Developed in the mid-1990s by William Bengen, the 4% rules states that if you begin by withdrawing 4% of your nest egg during your first year of retirement, and then adjust subsequent withdrawals to allow for inflation, you stand a strong chance of having your savings last for a 30-year period. To be fair, the 4% rule does have a pretty solid history of success. On the other hand, it doesn't work for everyone and in fact has its share of flaws. Here are three major problems with the 4% rule you need to be aware of.
1. Interest rates aren't great
Though it's a good idea to invest heavily in stocks during your working years, at which point you have ample opportunity to ride out the market's ups and downs, once retirement gets close, it's smart to shift some investments into safer alternatives -- namely, bonds. In fact, the 4% rule assumes that you'll have a healthy mix of both stocks and bonds in your portfolio during retirement, and that's a big part of the problem.
You see, back when the 4% rule was established, interest rates were considerably higher, which meant bondholders had the ability to generate more low-risk income. These days, however, interest rates are at a low, which means that an investment portfolio with 40% to 50% bonds may not manage to keep pace with inflation in the near term, or even in the long run. In other words, bond interest today isn't what it used to be, and if you hold bonds in retirement, you may not generate enough income to allow for that 4% withdrawal rate.
2. You may need more than 30 years' worth of income
Seniors are living longer these days, and while that's a good thing in theory, it also calls the 4% rule into question. The 4% rule is designed to provide enough income for a 30-year retirement, but those who retire early and live a long life may end up needing more.
According to the Social Security Administration, one out of every four 65-year-olds today will live past the age of 90, while one in 10 will live past 95. If you retire at 62 and live till close to 100, the 4% rule might cause you to come up short later in life, when you're at your most vulnerable.
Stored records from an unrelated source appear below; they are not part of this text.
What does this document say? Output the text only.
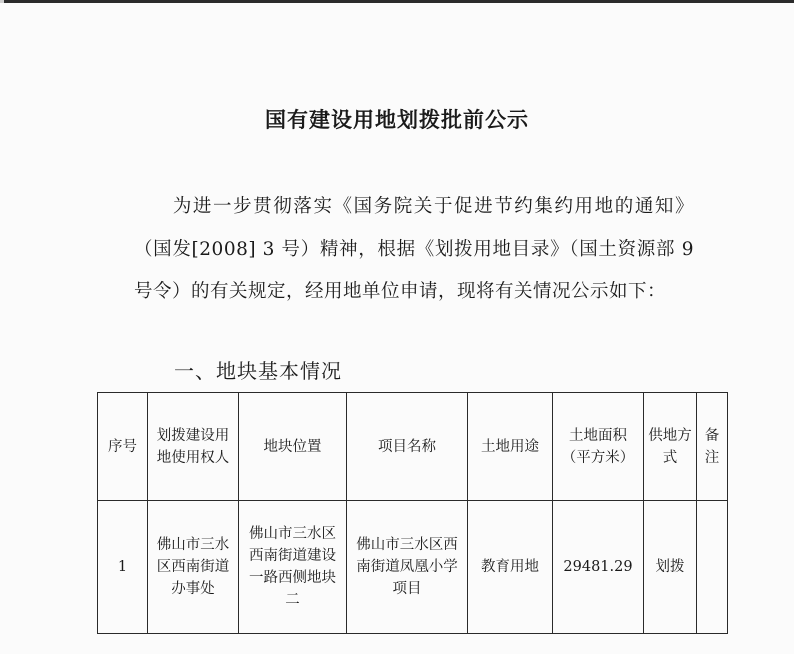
国有建设用地划拨批前公示
为进一步贯彻落实《国务院关于促进节约集约用地的通知》（国发[2008] 3 号）精神，根据《划拨用地目录》（国土资源部 9 号令）的有关规定，经用地单位申请，现将有关情况公示如下：
一、地块基本情况
序号	划拨建设用地使用权人	地块位置	项目名称	土地用途	土地面积（平方米）	供地方式	备注
1	佛山市三水区西南街道办事处	佛山市三水区西南街道建设一路西侧地块二	佛山市三水区西南街道凤凰小学项目	教育用地	29481.29	划拨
3. You may have a much shorter retirement than planned
Just as a number of seniors will wind up exceeding the typical older American's life expectancy, unfortunately, there are those who will end up passing away earlier than expected. If your health is poor, or you have reason to believe you won't live a very long life, then the 4% rule might lead you to withdraw less money than what you can afford in retirement. And while you won't have to worry about running out of funds later in life, you'll lose out on the opportunity to enjoy your savings to the fullest while you are still around.
Though the 4% rule is certainly a decent starting point for establishing a retirement withdrawal strategy, it's not the only approach to consider taking. If you plan to maintain a bond-heavy portfolio, your investments may not support a 4% withdrawal rate, especially if interest rates continue the way they've been going in recent years. Furthermore, if you think your retirement will be considerably longer or shorter than 30 years, you'll want to adjust your strategy accordingly. There's absolutely nothing wrong with using the 4% rule as a guideline, but don't hesitate to play around with it -- especially if your circumstances are unique.